The Puppet Masters

The Puppet Masters, by Robert Heinlein

Here's my first Heinlein for adult readers rather than young teens.  It's still fine for them as well, actually, but as a category this isn't one of his juvenile titles.  (Some of the material was pretty daring in 1951 but now, not so much.)

"Sam" is an agent for the most secret branch of the US's spy network.  He's called in to investigate a possible alien landing.  He and his partner "Mary" are shown a dummy setup--a hoax--but there's something very wrong somewhere.  There really was a landing, and "puppet masters," parasites that take over the brain, are slowly infiltrating the country.  Sam, Mary, and the rest of their organization first fight to convince the government to believe them, and then to save the world from the masters.

The really neat thing about this story is (this is not much of a spoiler) that Sam becomes a victim.  We see the masters from the point of view of their hosts, and it's great stuff.

Puppet Masters was written in 1951 and was, I should think, probably one of the earlier 'parasite that takes over humans' stories.  My daughter and I both thought it was really well done and had some interesting points that most modern takes on that plot don't have--most notably that the narrator is one of the victims.  Then, the masters stay on the outside of the body, so it is possible to identify them more easily, but they are also very numerous...and tricky.  Chances of defeating them are small.

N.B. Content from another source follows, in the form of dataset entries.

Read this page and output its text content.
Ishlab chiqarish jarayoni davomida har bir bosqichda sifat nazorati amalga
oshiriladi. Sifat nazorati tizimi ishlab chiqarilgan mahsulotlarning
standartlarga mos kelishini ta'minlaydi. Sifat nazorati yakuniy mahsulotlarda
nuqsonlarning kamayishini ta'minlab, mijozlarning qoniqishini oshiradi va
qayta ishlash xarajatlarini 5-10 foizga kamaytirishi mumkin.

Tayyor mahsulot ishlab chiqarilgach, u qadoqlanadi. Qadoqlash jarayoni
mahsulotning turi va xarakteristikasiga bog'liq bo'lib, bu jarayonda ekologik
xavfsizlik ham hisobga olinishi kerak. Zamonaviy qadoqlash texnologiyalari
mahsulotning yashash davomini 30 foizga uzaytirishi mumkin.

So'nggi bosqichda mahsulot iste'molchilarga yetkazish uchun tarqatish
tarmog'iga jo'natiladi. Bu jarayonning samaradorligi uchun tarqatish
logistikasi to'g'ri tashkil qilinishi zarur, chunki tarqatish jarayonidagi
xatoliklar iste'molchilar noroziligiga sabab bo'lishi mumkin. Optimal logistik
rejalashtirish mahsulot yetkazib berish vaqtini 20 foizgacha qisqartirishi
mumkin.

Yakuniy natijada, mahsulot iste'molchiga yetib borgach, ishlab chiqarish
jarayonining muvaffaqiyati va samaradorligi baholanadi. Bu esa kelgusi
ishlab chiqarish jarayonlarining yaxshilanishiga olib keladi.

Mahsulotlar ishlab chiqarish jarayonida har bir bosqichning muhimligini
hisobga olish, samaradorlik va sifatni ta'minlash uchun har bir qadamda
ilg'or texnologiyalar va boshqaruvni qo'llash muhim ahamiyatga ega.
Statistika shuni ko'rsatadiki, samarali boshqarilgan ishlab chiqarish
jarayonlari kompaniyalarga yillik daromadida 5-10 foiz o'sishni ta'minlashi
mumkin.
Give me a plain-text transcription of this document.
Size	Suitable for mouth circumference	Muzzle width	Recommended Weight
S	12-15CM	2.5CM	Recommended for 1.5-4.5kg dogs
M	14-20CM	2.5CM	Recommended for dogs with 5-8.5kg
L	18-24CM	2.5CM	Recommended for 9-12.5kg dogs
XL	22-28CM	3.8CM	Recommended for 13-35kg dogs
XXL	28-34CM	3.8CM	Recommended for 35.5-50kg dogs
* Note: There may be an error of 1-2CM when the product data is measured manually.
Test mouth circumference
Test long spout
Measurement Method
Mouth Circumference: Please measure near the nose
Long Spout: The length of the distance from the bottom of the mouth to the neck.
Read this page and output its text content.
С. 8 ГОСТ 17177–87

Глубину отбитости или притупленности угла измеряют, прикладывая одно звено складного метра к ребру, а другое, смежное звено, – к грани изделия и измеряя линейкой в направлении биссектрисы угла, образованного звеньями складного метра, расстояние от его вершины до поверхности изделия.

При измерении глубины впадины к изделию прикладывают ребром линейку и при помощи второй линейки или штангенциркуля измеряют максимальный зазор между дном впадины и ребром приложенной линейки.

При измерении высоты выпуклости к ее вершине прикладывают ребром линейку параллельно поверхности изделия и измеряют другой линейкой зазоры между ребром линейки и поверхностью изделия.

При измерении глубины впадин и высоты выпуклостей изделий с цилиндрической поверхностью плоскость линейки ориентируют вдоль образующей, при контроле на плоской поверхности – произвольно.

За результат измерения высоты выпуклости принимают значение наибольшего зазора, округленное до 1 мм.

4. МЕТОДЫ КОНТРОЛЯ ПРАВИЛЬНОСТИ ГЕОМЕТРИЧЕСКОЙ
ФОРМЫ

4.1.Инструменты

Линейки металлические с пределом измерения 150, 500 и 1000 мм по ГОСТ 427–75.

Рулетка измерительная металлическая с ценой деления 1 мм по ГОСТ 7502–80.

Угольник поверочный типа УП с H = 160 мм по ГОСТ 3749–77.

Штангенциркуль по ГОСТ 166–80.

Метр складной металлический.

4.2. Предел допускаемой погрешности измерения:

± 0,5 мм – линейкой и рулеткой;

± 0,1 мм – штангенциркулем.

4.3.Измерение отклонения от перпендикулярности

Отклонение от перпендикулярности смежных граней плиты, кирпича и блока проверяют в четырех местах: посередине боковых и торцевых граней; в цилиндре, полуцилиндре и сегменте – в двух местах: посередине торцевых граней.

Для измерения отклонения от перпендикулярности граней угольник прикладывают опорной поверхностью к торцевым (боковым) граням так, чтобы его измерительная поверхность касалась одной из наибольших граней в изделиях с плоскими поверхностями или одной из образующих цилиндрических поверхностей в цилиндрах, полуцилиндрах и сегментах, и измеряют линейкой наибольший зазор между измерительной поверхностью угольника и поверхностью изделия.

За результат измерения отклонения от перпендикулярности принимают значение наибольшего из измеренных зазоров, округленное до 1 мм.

The one thing I found odd about the characters and story was some of Mary's behavior, but I'm pretty sure that's supposed to be part of her backstory; she's been through some very strange things and it's had an effect.

I liked Puppet Masters a lot; it's definitely going into my list of books to re-read.


  1. One of my favorite Heinleins! And this from a person who's read all, as in ALL, of his work!

  2. I love The Puppet Masters. It is one of my favorite Heinlein novels as well. It is one I need to re-read sometime soon, it has been too long.